À l’intérieur de l’Union européenne, les tarifs peuvent être les mêmes pour les nationaux et pour les étudiants venant de pays membres, une similitude logique en raison de la libre circulation et de la reconnaissance mutuelle des diplômes. Ensuite, beaucoup de pays exigent des étrangers des tuition fees plus – et souvent beaucoup plus – élevés (tableau 6). C’est reconnaître que la famille des arrivants ne règle pas ses impôts dans le pays d’accueil et / ou faire de l’enseignement supérieur un service hautement qualifié à exporter. Quelques pays enfin ajustent les fees demandés au revenu de la famille du candidat estimé en ISEE (equivalent economic situation indicator). Par exemple, à l’École polytechnique de Milan, les frais d’inscription varient entre 890 et 3 893 € par an pour un undergraduate italien ou européen et se situent au maximum pour un étranger extra-européen.
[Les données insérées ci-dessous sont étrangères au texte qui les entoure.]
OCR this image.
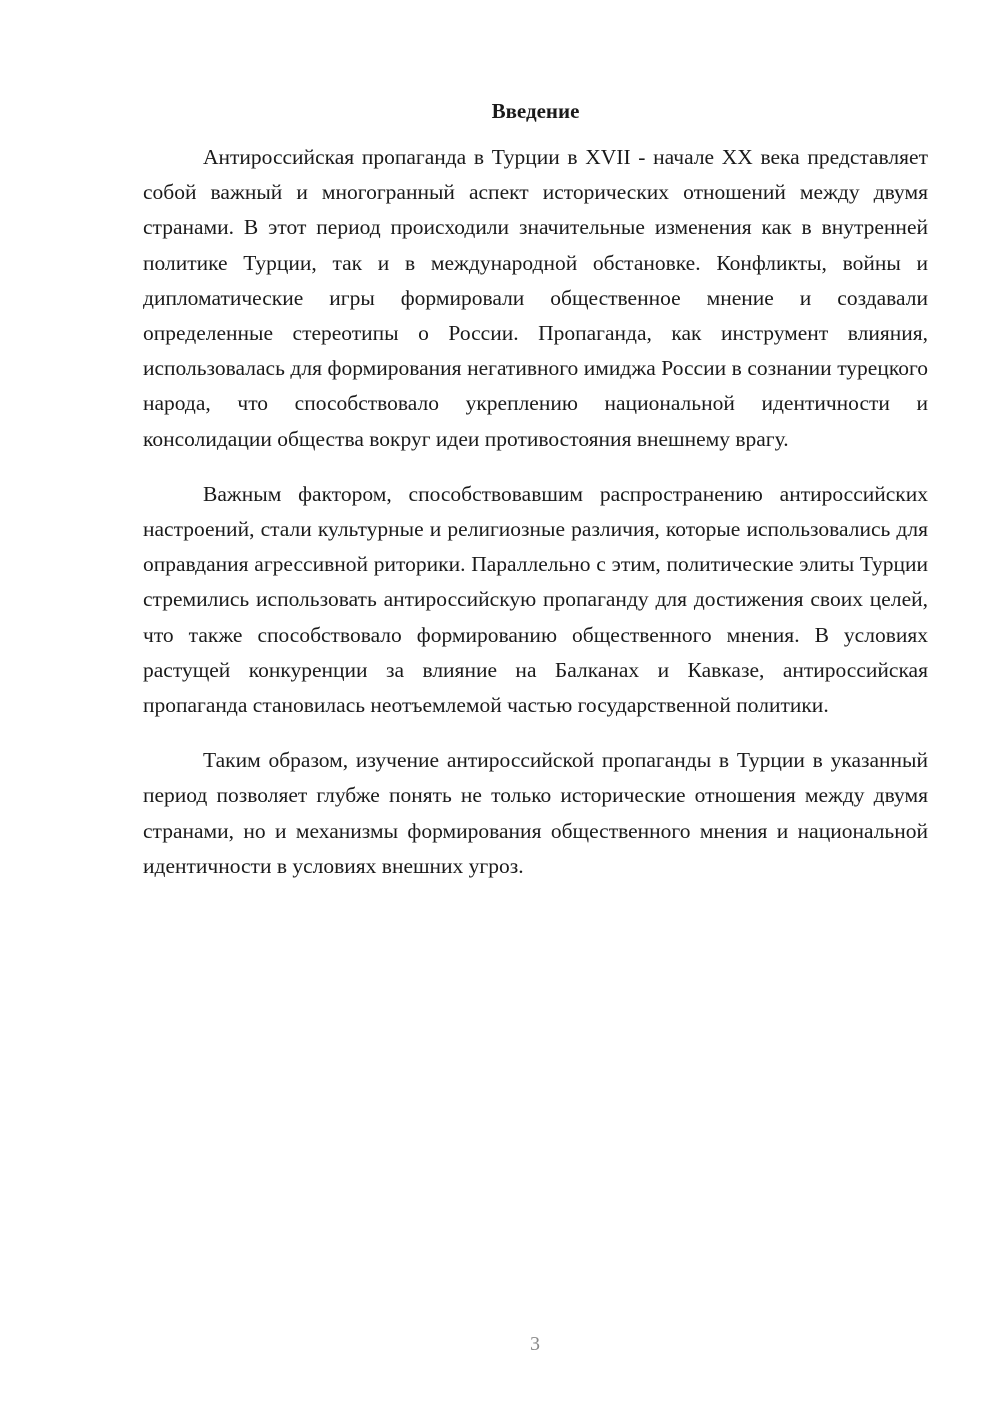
Введение

Антироссийская пропаганда в Турции в XVII - начале XX века представляет собой важный и многогранный аспект исторических отношений между двумя странами. В этот период происходили значительные изменения как в внутренней политике Турции, так и в международной обстановке. Конфликты, войны и дипломатические игры формировали общественное мнение и создавали определенные стереотипы о России. Пропаганда, как инструмент влияния, использовалась для формирования негативного имиджа России в сознании турецкого народа, что способствовало укреплению национальной идентичности и консолидации общества вокруг идеи противостояния внешнему врагу.

Важным фактором, способствовавшим распространению антироссийских настроений, стали культурные и религиозные различия, которые использовались для оправдания агрессивной риторики. Параллельно с этим, политические элиты Турции стремились использовать антироссийскую пропаганду для достижения своих целей, что также способствовало формированию общественного мнения. В условиях растущей конкуренции за влияние на Балканах и Кавказе, антироссийская пропаганда становилась неотъемлемой частью государственной политики.

Таким образом, изучение антироссийской пропаганды в Турции в указанный период позволяет глубже понять не только исторические отношения между двумя странами, но и механизмы формирования общественного мнения и национальной идентичности в условиях внешних угроз.

3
Certains pays ont fait une spécialité de l’accueil des étudiants étrangers, disons dans une logique d’exportation de l’enseignement supérieur. C’est le cas depuis toujours des riches universités américaines, par exemple Chicago ou Harvard, qui attirent les meilleurs étudiants du monde entier (le fameux brain drain), dont les bourses peuvent atteindre la moitié des tuition fees. Le Department of Commerce les qualifie de « facteurs de croissance, de recherche et d’innovation » et y voit un bon secteur d’exportation des États-Unis ! Au Royaume-Uni, les fees élevés des étudiants étrangers, surtout chinois ou indiens, inscrits en gestion et en finance atteignent 20 % du budget des universités. C’est même plus de 30 % au King’s College ou à UCL, à Londres. Le Brexit leur a fait perdre 20 à 40 % de leurs étudiants européens, dont les tuition fees ont triplé, mettant certaines en déficit… L’Australie organise aussi l’accueil des Chinois, Coréens et Vietnamiens, au point que leur présence augmente les loyers des villes universitaires et que le contenu des études s’adapte parfois aux aspirations de ces clients – par exemple en délivrant certains cours en chinois…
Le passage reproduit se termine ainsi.